When Theology and Knowledge Ruin Faith

As a person with a graduate degree and a teacher’s heart, I have always valued the importance of education. I love to see churches with good discipleship ministries that attempt to teach their people the deeper things of the faith. An understanding of theology is important. When people do not have an understanding of correct theology, things—especially in the prayer arena—can get a little wonky. But I also am fascinated by the fact that God seems to be more at work in places where the church lacks teaching. Where good theology is often significantly lacking. Why is that?

Over the past few months, I have been working on the November 2014 issue of Prayer Connect, which is on prayer and faith. One of the articles we felt it should include is why there are so many more miracles in third world nations than there are in the Western world. We asked John Robb of the International Prayer Council to write the article since more than anyone we know, he is at the forefront of watching the activity of miraculous prayer around the world.

One of the major reasons John stated for this difference was the lack of childlike faith we in the West possess. “Adults,” said Robb, “tend to be encumbered by the baggage of doubt, fear and wrong belief systems that keep us from simply trusting God to do what He promises to do.” He went on to say that we have “become so captive to a . . . non-supernatural worldview that we often do not realize how deeply we have become affected by this corrosive influence.”

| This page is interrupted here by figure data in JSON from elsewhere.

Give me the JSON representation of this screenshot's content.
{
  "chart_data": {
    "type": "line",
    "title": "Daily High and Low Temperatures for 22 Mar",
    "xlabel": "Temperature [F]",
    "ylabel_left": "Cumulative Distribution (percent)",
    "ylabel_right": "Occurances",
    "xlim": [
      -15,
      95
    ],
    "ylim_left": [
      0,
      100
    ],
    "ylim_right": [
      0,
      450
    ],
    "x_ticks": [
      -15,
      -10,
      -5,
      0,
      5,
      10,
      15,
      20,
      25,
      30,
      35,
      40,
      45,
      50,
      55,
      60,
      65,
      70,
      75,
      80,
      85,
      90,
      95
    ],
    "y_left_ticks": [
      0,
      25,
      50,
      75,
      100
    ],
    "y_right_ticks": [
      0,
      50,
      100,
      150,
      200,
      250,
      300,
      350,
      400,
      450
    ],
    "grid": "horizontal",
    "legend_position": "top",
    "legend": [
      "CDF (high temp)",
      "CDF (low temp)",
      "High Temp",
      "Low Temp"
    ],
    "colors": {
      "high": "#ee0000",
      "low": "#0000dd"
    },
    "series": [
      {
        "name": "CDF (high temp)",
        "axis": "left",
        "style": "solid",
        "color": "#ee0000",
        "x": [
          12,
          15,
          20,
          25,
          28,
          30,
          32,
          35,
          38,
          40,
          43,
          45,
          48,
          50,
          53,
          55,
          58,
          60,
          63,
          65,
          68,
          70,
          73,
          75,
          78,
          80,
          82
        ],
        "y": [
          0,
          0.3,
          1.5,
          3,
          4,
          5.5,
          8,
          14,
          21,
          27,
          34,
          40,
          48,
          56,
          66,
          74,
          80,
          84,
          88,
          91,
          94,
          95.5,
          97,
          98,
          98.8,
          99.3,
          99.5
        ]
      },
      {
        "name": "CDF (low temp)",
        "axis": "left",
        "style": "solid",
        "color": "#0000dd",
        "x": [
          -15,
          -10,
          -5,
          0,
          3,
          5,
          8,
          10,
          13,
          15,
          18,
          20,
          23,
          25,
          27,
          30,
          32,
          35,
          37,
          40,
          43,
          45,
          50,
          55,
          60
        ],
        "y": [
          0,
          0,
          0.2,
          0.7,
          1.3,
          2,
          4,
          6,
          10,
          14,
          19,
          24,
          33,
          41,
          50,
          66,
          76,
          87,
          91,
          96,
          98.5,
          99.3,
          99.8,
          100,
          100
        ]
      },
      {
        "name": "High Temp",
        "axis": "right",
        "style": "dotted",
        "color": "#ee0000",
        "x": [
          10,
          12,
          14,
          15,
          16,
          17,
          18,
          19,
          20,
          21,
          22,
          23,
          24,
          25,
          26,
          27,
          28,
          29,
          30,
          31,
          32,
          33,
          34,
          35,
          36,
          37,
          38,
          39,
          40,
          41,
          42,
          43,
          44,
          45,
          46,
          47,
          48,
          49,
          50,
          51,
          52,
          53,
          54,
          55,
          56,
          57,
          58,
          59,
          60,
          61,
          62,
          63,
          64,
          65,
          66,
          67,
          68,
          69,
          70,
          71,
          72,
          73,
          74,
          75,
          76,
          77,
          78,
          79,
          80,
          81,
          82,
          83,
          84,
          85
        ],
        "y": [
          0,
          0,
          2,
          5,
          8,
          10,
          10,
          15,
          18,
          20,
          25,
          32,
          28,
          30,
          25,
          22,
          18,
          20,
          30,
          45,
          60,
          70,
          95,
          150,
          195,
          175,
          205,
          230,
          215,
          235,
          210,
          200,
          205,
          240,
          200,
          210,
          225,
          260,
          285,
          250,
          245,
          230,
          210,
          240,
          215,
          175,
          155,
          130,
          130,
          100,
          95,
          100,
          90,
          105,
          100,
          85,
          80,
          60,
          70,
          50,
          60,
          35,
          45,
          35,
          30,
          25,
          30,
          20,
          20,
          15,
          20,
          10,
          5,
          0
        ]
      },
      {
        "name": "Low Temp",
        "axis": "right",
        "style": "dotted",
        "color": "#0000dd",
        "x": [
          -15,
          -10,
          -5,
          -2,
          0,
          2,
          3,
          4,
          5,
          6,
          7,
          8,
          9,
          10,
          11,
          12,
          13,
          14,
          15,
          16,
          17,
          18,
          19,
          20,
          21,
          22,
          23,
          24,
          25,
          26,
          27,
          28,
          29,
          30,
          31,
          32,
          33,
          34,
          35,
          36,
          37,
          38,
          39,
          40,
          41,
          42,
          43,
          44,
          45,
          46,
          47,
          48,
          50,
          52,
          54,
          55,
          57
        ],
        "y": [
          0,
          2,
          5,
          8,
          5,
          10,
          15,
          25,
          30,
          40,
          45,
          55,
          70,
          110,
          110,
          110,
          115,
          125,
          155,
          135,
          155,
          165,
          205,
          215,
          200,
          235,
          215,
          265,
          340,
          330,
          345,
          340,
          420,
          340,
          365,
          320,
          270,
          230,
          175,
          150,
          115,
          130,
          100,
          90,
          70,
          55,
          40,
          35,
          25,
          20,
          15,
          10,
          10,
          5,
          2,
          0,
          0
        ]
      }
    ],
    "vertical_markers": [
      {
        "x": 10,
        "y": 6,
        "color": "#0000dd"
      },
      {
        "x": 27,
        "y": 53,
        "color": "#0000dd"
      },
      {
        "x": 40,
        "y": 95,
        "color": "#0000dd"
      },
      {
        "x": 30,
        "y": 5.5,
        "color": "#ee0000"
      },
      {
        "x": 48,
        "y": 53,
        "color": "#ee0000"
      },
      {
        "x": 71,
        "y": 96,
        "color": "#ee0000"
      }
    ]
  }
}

More than any other church in history, the western church of the 50s-80s, taught its people Bible knowledge and theology (probably more the former than the latter). Multiple teaching times from the pulpit each week, Sunday school classes, small groups, conferences, summer camp venues, weeks of special meetings, evangelism training . . . all taught the Scriptures. I for one would think the result would have been a stronger church. But it is surely interesting to note that we have a much weaker church, an almost miracle-less church, today. Why is that?

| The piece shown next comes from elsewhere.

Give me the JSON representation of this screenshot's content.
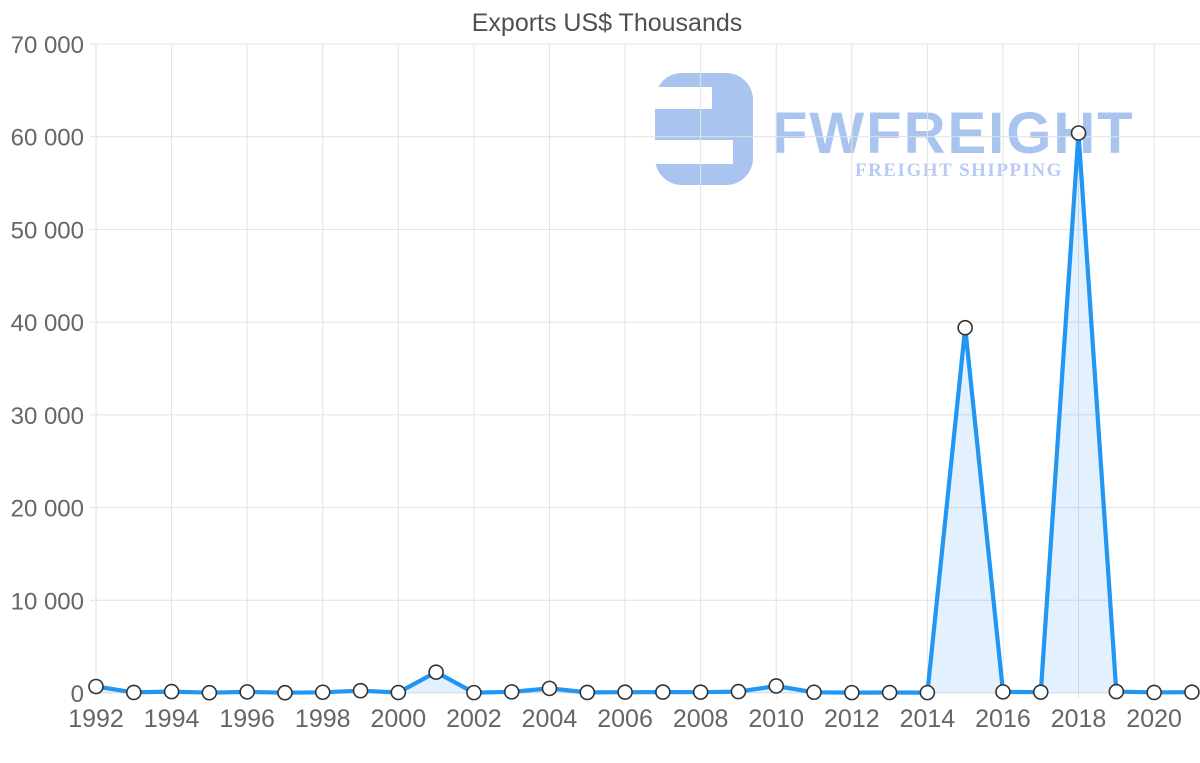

We are people who like everything explained to us. We want to know why something works and how it works. If we don’t understand something, we have to have an explanation. We also like three easy steps, a clear process that works every time. But that is tough when it comes to theology and prayer. We want to develop a theology, and many churches have. But God so often seems to work outside of our theologies. He won’t be pinned into a box.

He simply admires childlike faith (as John points out in his article). The more knowledge we have seems to work against childlikeness. For adults, fear of doing something wrong, skepticism and doubt enter—usually in the form of already preparing our theological response for when God doesn’t answer the way we want in the situation in which we are praying.

“Does God give you his Spirit and work miracles among you because you observe the law [or good theology], or because you believe what you heard” (Galatians 3:5).

I am not opposed to theology and I point it out when I see really bad theology at work. But I also know that theology can be wrong, and God is going to work how God works, no matter how we try to explain how He works in step by step theological terms. I am interested now in gaining more childlike faith when I pray, rather than making sure all my i’s are dotted in good theology.

–Jonathan Graf is the publisher of Prayer Connect.